Major Advantages With Dynemech Foundation Isolation Technologies :
Decreased centre of gravity and better weight dispersion for increased machine stability.
Maintained the alignment of the equipment throughout dynamic activities.
Effective vibration isolation reduces vibration transmission to nearby locations.
Safety measures for delicate machinery and measuring devices
Reduced impact of vibration on machine functioning, resulting in improved accuracy and durability
ideal for: Active Vibration Management, Presses for power, Hammers Forging, Engine Testing Rigs, hefty industrial equipment, Turning Machinery
#Vibration Protection Through Passive, Accurate Machining Facilities, Testing and Measuring Devices, Laser Blades, The microscopes, Machine Equipment, Rail pads for cranes, Techniques for Isolating Vibrations:
Specialized mounts known as "Anti Vibration Mounts" serve as vibration isolators, therefore minimizing the transfer of vibrations between equipment and its environment. They provide limited displacement capabilities and dynamic stiffness to improve isolation performance
The addition of an inertia block to the foundation design may greatly improve stability and vibration dampening for large machinery.
Industrial vibration machines benefit from the inertia block's assistance in controlling coupled modes of vibration.
Advanced dampening systems may further reduce vibration amplitude and enhance machine performance when used in tandem with anti-vibration mounts. These systems efficiently reduce the impact of vibration in machinery by controlling vibrations using energy dissipation methods.
Concrete basis: Effective foundation isolation and machine levelling depend on a well-designed concrete basis with the appropriate weight distribution.
Stabilizers: By including stabilizers into the foundation construction, industrial equipment may remain balanced and experience less unintended movements.
Specialized mounts with adaptable damping properties, such as hydraulic mounts, are perfect for applications with different vibration frequencies and amplitudes.

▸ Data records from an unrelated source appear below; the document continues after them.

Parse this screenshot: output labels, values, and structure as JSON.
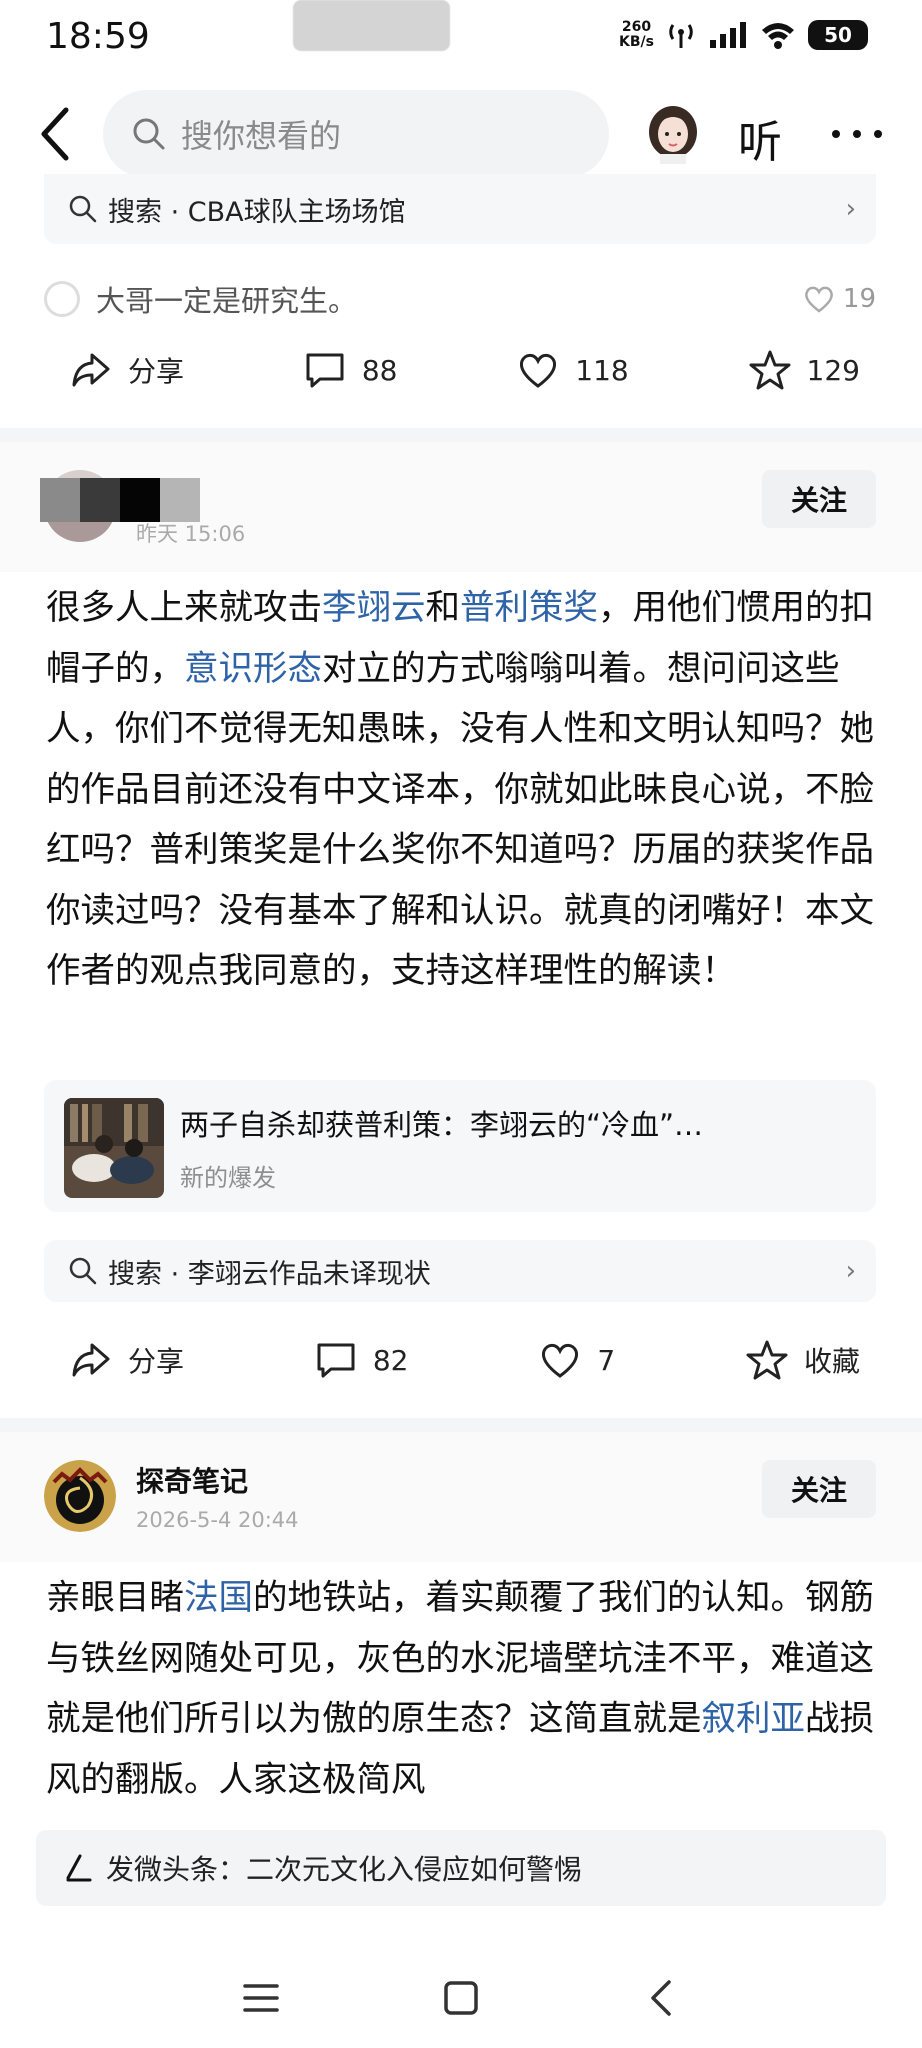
{
  "status_bar": {
    "time": "18:59",
    "net_speed_value": "260",
    "net_speed_unit": "KB/s",
    "battery": "50"
  },
  "top_bar": {
    "search_placeholder": "搜你想看的",
    "listen_label": "听"
  },
  "prev_post": {
    "search_suggestion": "搜索 · CBA球队主场场馆",
    "reply_text": "大哥一定是研究生。",
    "reply_likes": "19",
    "actions": {
      "share": "分享",
      "comments": "88",
      "likes": "118",
      "favorites": "129"
    }
  },
  "post1": {
    "time": "昨天 15:06",
    "follow_label": "关注",
    "body": [
      {
        "text": "很多人上来就攻击"
      },
      {
        "text": "李翊云",
        "link": true
      },
      {
        "text": "和"
      },
      {
        "text": "普利策奖",
        "link": true
      },
      {
        "text": "，用他们惯用的扣帽子的，"
      },
      {
        "text": "意识形态",
        "link": true
      },
      {
        "text": "对立的方式嗡嗡叫着。想问问这些人，你们不觉得无知愚昧，没有人性和文明认知吗？她的作品目前还没有中文译本，你就如此昧良心说，不脸红吗？普利策奖是什么奖你不知道吗？历届的获奖作品你读过吗？没有基本了解和认识。就真的闭嘴好！本文作者的观点我同意的，支持这样理性的解读！"
      }
    ],
    "article": {
      "title": "两子自杀却获普利策：李翊云的“冷血”…",
      "source": "新的爆发"
    },
    "search_suggestion": "搜索 · 李翊云作品未译现状",
    "actions": {
      "share": "分享",
      "comments": "82",
      "likes": "7",
      "favorite": "收藏"
    }
  },
  "post2": {
    "author": "探奇笔记",
    "time": "2026-5-4 20:44",
    "follow_label": "关注",
    "body": [
      {
        "text": "亲眼目睹"
      },
      {
        "text": "法国",
        "link": true
      },
      {
        "text": "的地铁站，着实颠覆了我们的认知。钢筋与铁丝网随处可见，灰色的水泥墙壁坑洼不平，难道这就是他们所引以为傲的原生态？这简直就是"
      },
      {
        "text": "叙利亚",
        "link": true
      },
      {
        "text": "战损风的翻版。人家这极简风"
      }
    ]
  },
  "composer": {
    "text": "发微头条：二次元文化入侵应如何警惕"
  },
  "colors": {
    "link": "#2f63a8",
    "divider": "#f4f5f7",
    "chip_bg": "#f6f7f9"
  }
}
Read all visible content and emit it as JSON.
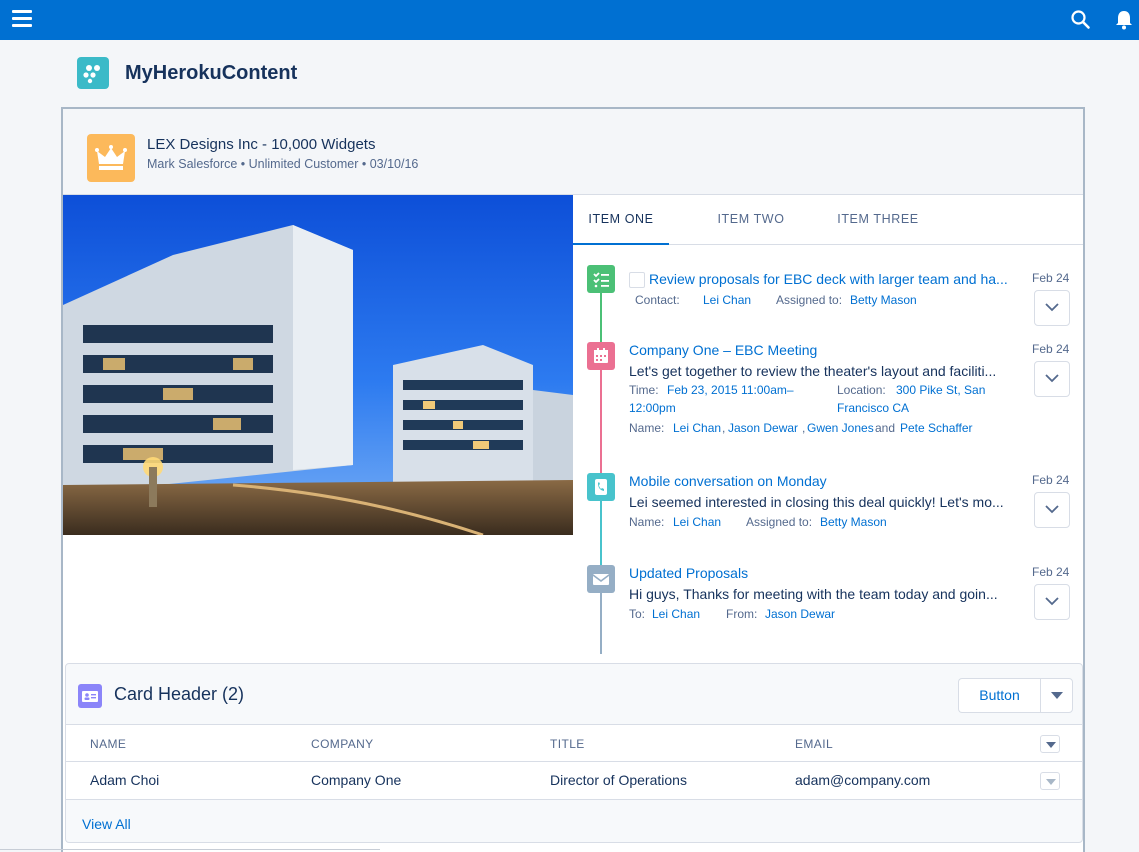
{
  "topbar": {
    "menu_icon": "hamburger-icon",
    "search_icon": "search-icon",
    "notification_icon": "bell-icon",
    "color": "#0070d2"
  },
  "app": {
    "title": "MyHerokuContent",
    "logo_icon": "heroku-logo-icon"
  },
  "record": {
    "icon": "crown-icon",
    "title": "LEX Designs Inc - 10,000 Widgets",
    "subtitle": "Mark Salesforce • Unlimited Customer • 03/10/16"
  },
  "image": {
    "subject": "building-photo"
  },
  "tabs": [
    {
      "label": "ITEM ONE",
      "active": true
    },
    {
      "label": "ITEM TWO",
      "active": false
    },
    {
      "label": "ITEM THREE",
      "active": false
    }
  ],
  "timeline": [
    {
      "type": "task",
      "icon": "task-icon",
      "color": "#4bc076",
      "title": "Review proposals for EBC deck with larger team and ha...",
      "date": "Feb 24",
      "meta": [
        {
          "label": "Contact:",
          "value": "Lei Chan"
        },
        {
          "label": "Assigned to:",
          "value": "Betty Mason"
        }
      ]
    },
    {
      "type": "event",
      "icon": "calendar-icon",
      "color": "#eb7092",
      "title": "Company One – EBC Meeting",
      "description": "Let's get together to review the theater's layout and faciliti...",
      "date": "Feb 24",
      "time_label": "Time:",
      "time_line1": "Feb 23, 2015 11:00am–",
      "time_line2": "12:00pm",
      "location_label": "Location:",
      "location_line1": "300 Pike St, San",
      "location_line2": "Francisco CA",
      "name_label": "Name:",
      "names": [
        "Lei Chan",
        "Jason Dewar",
        "Gwen Jones",
        "Pete Schaffer"
      ],
      "separator": ",",
      "and_word": "and"
    },
    {
      "type": "call",
      "icon": "phone-icon",
      "color": "#48c3cc",
      "title": "Mobile conversation on Monday",
      "description": "Lei seemed interested in closing this deal quickly! Let's mo...",
      "date": "Feb 24",
      "meta": [
        {
          "label": "Name:",
          "value": "Lei Chan"
        },
        {
          "label": "Assigned to:",
          "value": "Betty Mason"
        }
      ]
    },
    {
      "type": "email",
      "icon": "email-icon",
      "color": "#95aec5",
      "title": "Updated Proposals",
      "description": "Hi guys, Thanks for meeting with the team today and goin...",
      "date": "Feb 24",
      "meta": [
        {
          "label": "To:",
          "value": "Lei Chan"
        },
        {
          "label": "From:",
          "value": "Jason Dewar"
        }
      ]
    }
  ],
  "card": {
    "icon": "contact-card-icon",
    "title": "Card Header (2)",
    "button_label": "Button",
    "columns": [
      "NAME",
      "COMPANY",
      "TITLE",
      "EMAIL"
    ],
    "rows": [
      {
        "name": "Adam Choi",
        "company": "Company One",
        "title": "Director of Operations",
        "email": "adam@company.com"
      }
    ],
    "view_all": "View All"
  }
}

A Precision Engineering Method:
For best results, our vibration isolation systems use precise engineering techniques:
Analysing isolation needs for each application in detail
Custom-made inertia blocks and vibration isolators, Including technologies for active isolation in dynamic situations,
Weight distribution optimization and foundation design, In vibration analysis, coupled modes are taken into account.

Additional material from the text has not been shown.